Consider a standard Gettier case. A cutout of a sheep in a field hides a sheep behind it. At that distance, the cutout looks just like a sheep. You have a justified true belief that there is a sheep, but you don’t know it (or so the story goes).
Now imagine that cutout is to some degree transparent, so some of the whiteness you see is in fact from the sheep, and some from the cutout. Consider the continuum of cases as the cutout goes from fully opaque to full transparent. Perhaps it fades from opaque to transparent as you’re looking—all without you knowing that it is fading. When it’s fully or nearly opaque, you are Gettiered and don’t know there is a sheep. When it’s fully or nearly fully transparent, you know there is a sheep.

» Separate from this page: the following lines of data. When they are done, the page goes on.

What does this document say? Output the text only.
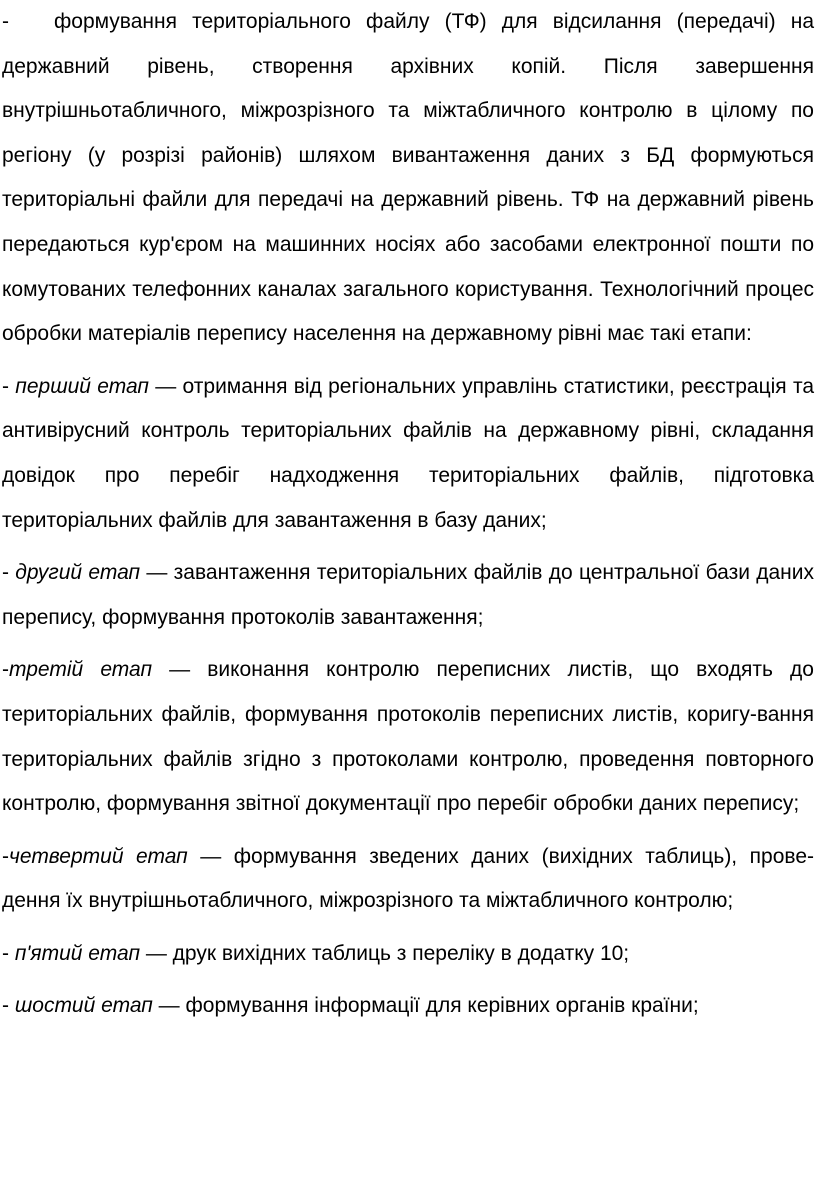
- формування територіального файлу (ТФ) для відсилання (передачі) на державний рівень, створення архівних копій. Після завершення внутрішньотабличного, міжрозрізного та міжтабличного контролю в цілому по регіону (у розрізі районів) шляхом вивантаження даних з БД формуються територіальні файли для передачі на державний рівень. ТФ на державний рівень передаються кур'єром на машинних носіях або засобами електронної пошти по комутованих телефонних каналах загального користування. Технологічний процес обробки матеріалів перепису населення на державному рівні має такі етапи:

- перший етап — отримання від регіональних управлінь статистики, реєстрація та антивірусний контроль територіальних файлів на державному рівні, складання довідок про перебіг надходження територіальних файлів, підготовка територіальних файлів для завантаження в базу даних;

- другий етап — завантаження територіальних файлів до центральної бази даних перепису, формування протоколів завантаження;

-третій етап — виконання контролю переписних листів, що входять до територіальних файлів, формування протоколів переписних листів, коригу-вання територіальних файлів згідно з протоколами контролю, проведення повторного контролю, формування звітної документації про перебіг обробки даних перепису;

-четвертий етап — формування зведених даних (вихідних таблиць), прове-дення їх внутрішньотабличного, міжрозрізного та міжтабличного контролю;

- п'ятий етап — друк вихідних таблиць з переліку в додатку 10;

- шостий етап — формування інформації для керівних органів країни;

Supposing that knowledge has a distinctive value over and beyond the value of justified true belief, it seems plausible to think that this value increases monotonically with the transparency of the cutout. If the cutout is becoming more and more transparent before your eyes, you are gaining epistemic value, without noticing you are doing so.
It’s an interesting question: What kind of a function is there from cutout-transparency to value? Is it continuous, or is there a transparency threshold for knowledge at which it jumps discontinuously? If it is continuous, is it linear?
I have to confess that these kinds of questions seem a bit silly, and this gives some ammunitition to the thought that knowledge does not have a distinctive value.